Publication Date - 2010

Publishers - Simon & Schuster UK ltd

ISBN -  978-1-84737-457-8

 Summary (via Goodreads)

The second book in Philippa's stunning new trilogy, The Cousins War, brings to life the story of Margaret Beaufort, a shadowy and mysterious character in the first book of the series - The White Queen - but who now takes centre stage in the bitter struggle of The War of the Roses.

The Red Queen tells the story of the child-bride of Edmund Tudor, who, although widowed in her early teens, uses her determination of character and wily plotting to infiltrate the house of York under the guise of loyal friend and servant, undermine the support for Richard III and ultimately ensure that her only son, Henry Tudor, triumphs as King of England.

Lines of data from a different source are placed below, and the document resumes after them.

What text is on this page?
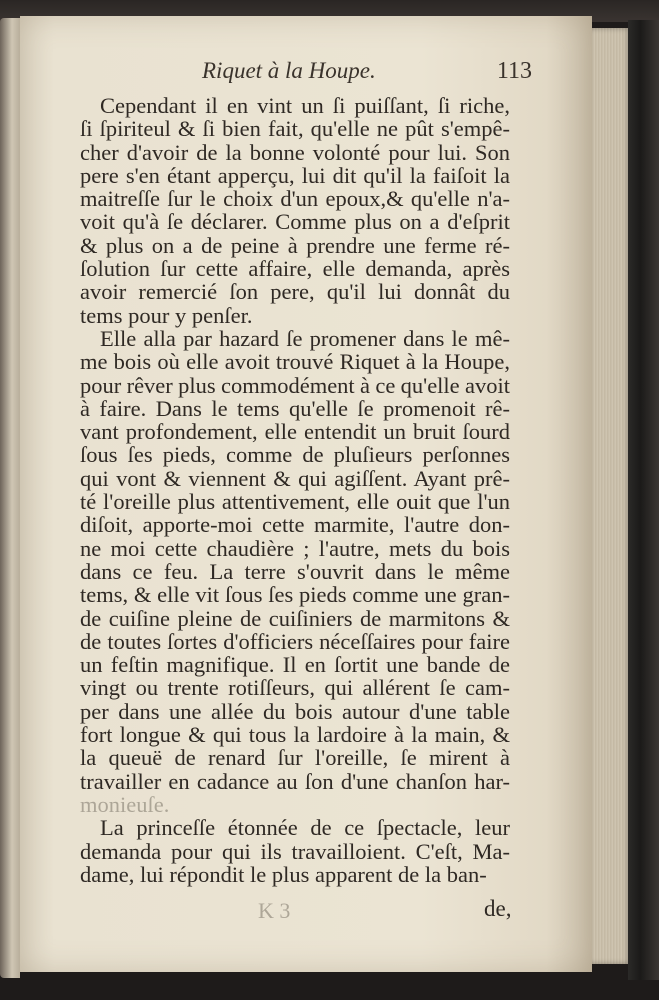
Riquet à la Houpe.	113
Cependant il en vint un ſi puiſſant, ſi riche,
ſi ſpiriteul & ſi bien fait, qu'elle ne pût s'empê-
cher d'avoir de la bonne volonté pour lui. Son
pere s'en étant apperçu, lui dit qu'il la faiſoit la
maitreſſe ſur le choix d'un epoux,& qu'elle n'a-
voit qu'à ſe déclarer. Comme plus on a d'eſprit
& plus on a de peine à prendre une ferme ré-
ſolution ſur cette affaire, elle demanda, après
avoir remercié ſon pere, qu'il lui donnât du
tems pour y penſer.
Elle alla par hazard ſe promener dans le mê-
me bois où elle avoit trouvé Riquet à la Houpe,
pour rêver plus commodément à ce qu'elle avoit
à faire. Dans le tems qu'elle ſe promenoit rê-
vant profondement, elle entendit un bruit ſourd
ſous ſes pieds, comme de pluſieurs perſonnes
qui vont & viennent & qui agiſſent. Ayant prê-
té l'oreille plus attentivement, elle ouit que l'un
diſoit, apporte-moi cette marmite, l'autre don-
ne moi cette chaudière ; l'autre, mets du bois
dans ce feu. La terre s'ouvrit dans le même
tems, & elle vit ſous ſes pieds comme une gran-
de cuiſine pleine de cuiſiniers de marmitons &
de toutes ſortes d'officiers néceſſaires pour faire
un feſtin magnifique. Il en ſortit une bande de
vingt ou trente rotiſſeurs, qui allérent ſe cam-
per dans une allée du bois autour d'une table
fort longue & qui tous la lardoire à la main, &
la queuë de renard ſur l'oreille, ſe mirent à
travailler en cadance au ſon d'une chanſon har-
monieuſe.
La princeſſe étonnée de ce ſpectacle, leur
demanda pour qui ils travailloient. C'eſt, Ma-
dame, lui répondit le plus apparent de la ban-
K 3	de,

Through collaboration with the dowager Queen Elizabeth Woodville, Margaret agrees a betrothal between Henry and Elizabeth's daughter, thereby uniting the families and resolving the Cousins War once and for all by founding of the Tudor dynasty.

Review - Guest post by The YA Nightstand

The Red Queen is my least favourite of these books. In truth I've only read the first three but I found this one a lot harder to get through. That's not to say it was bad, it wasn't. I have a little bit of a love hate relationship with this instalment of The Cousins War series. I love the way in which Philippa writes and that doesn’t change with this book, it’s enchanting, endearing and down right epic. However, no matter how great a story or how great the author you can’t overlook a character like Margaret Beaufort, the stubborn mare!

She really did tell you little Henry was going to be King.
She told you over and over and over again!!
Margaret Beaufort is the most insufferable women I've ever read about and I’ve read a lot of books! Okay, I will admit that she has plenty of reasons to be the way she is and hating her is really hard knowing what she went through in her first marriage at the age of 12. Also her love of God and Saintly Knees are rather amusing at times.

Without this one woman's determination the Tudor line would most likely never have made it onto the throne. She’s a spiteful woman but her need to see her one and only son as King of England was a testament to her character. We never really find out exactly what lengths she went to, I for one think it was her who got rid of the princes, but then again, that's just me. There really isn't much more to say about this character, she had a one-track mind and she did whatever if took to get what she wanted. Or I guess more importantly, what she thought she deserved and this book shows how she did that. What her part in getting the Tudors in succession for the throne really was.

Look at her on those Saintly knees... AGAIN 
Overall this is another great book from Philippa and I can’t fault the writing or the plot. In all honesty I can’t even fault her for Margaret because she wrote the character the way she saw her. She wrote her the way she believed she was. It may not have been my favourite out of the series so far but it was certainly worth the read.

Well technically I think it's her first language...

Can I just say that I think this woman is a prime example of why you shouldn't live vicariously through your kids? It doesn't end well and you tend to loose your sanity!